DRMacIver's Notebook

Heading towards the ouch

Heading towards the ouch

Here’s an interesting therapeutic technique that I’ve synthesized out of various practices. It’s not exactly a safe practice, but I do think it’s a useful one. I deployed a bit of it earlier in a coaching session (after extensive checking in with the client that this was really what they wanted me to do, including asking “This is going to require me to be an asshole to you. Are you sure you want me to do that?”), but I haven’t quite got a handle on how to facilitate it for someone else yet because I don’t generally do it for other people.

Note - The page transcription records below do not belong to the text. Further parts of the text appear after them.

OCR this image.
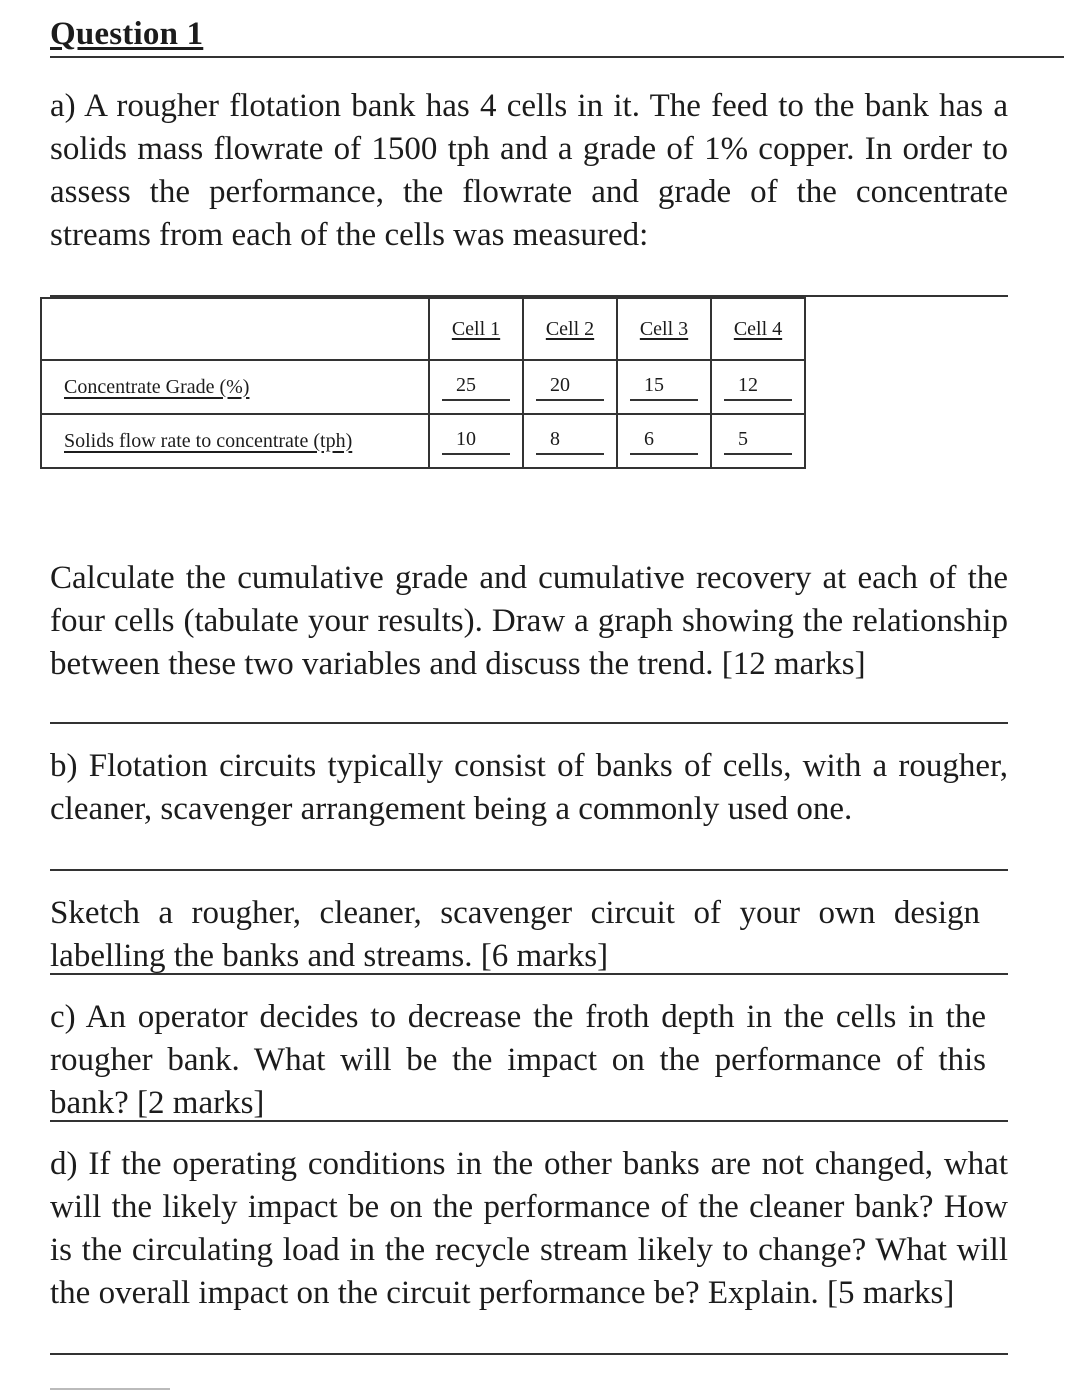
Question 1
a) A rougher flotation bank has 4 cells in it. The feed to the bank has a solids mass flowrate of 1500 tph and a grade of 1% copper. In order to assess the performance, the flowrate and grade of the concentrate streams from each of the cells was measured:
	Cell 1	Cell 2	Cell 3	Cell 4
Concentrate Grade (%)	25	20	15	12
Solids flow rate to concentrate (tph)	10	8	6	5
Calculate the cumulative grade and cumulative recovery at each of the four cells (tabulate your results). Draw a graph showing the relationship between these two variables and discuss the trend. [12 marks]
b) Flotation circuits typically consist of banks of cells, with a rougher, cleaner, scavenger arrangement being a commonly used one.
Sketch a rougher, cleaner, scavenger circuit of your own design labelling the banks and streams. [6 marks]
c) An operator decides to decrease the froth depth in the cells in the rougher bank. What will be the impact on the performance of this bank? [2 marks]
d) If the operating conditions in the other banks are not changed, what will the likely impact be on the performance of the cleaner bank? How is the circulating load in the recycle stream likely to change? What will the overall impact on the circuit performance be? Explain. [5 marks]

The technique is as follows:

  1. Say something that you don’t want to say (or possibly think it clearly. Saying it out loud is supposed to work better, but I sometimes find the opposite).
  2. Does it hurt? Good. Identify why it hurts.
  3. Take the part that hurts and say something new based on it. If that hurts more, switch to that as your new starting point. If not, stick with the current one.
  4. Keep doing this until you run out of “improvements” or it gets too much and you need to stop.
  5. Use wherever you’ve ended up as a prompt for introspection. Explain why it feels so bad, in depth, what you’re worried about, evaluate whether the statement is actually true, etc.

For example, such a sequence for me might look like:

  1. I should get a real job.
  2. I’m just kidding myself about being able to make writing work as a career.
  3. I’m not going to see it through anyway.
  4. I’ll just quit as soon as it gets too difficult.

I don’t think this is necessarily true (I sure hope it’s not!), but there’s definitely some part of me that believes that, and I can notice a real physical discomfort increasing as I move down the list. I really don’t like the last entry at all.

This is roughly a shadow work / Focusing hybrid. It’s designed to help you uncover emotionally painful beliefs that you’re trying to ignore. Generally these sorts of statements don’t hurt unless some part of you believes on some level that they are true, and this process gets you to a point where you have identified a specific acutely painful belief to interrogate (and ideally do something like coherence therapy to to defuse it, if indeed that belief is false. See e.g. Emotional reactions as legacy code).

It’s also, I think, probably quite a good tool for learning Focusing because of how unsubtle it is. This is not staying with a fuzzy unclear feeling until it makes sense, this is confronting you with exactly what a felt sense dialled up to 11 is like. It’s oddly similar to the strategy I outlined in Start from amazing, in that it dials up the feelings until they can be clearly identified so you know what to look for, rather than leaving you in a fuzzy in between space where you’re not sure if anything is going on there or not.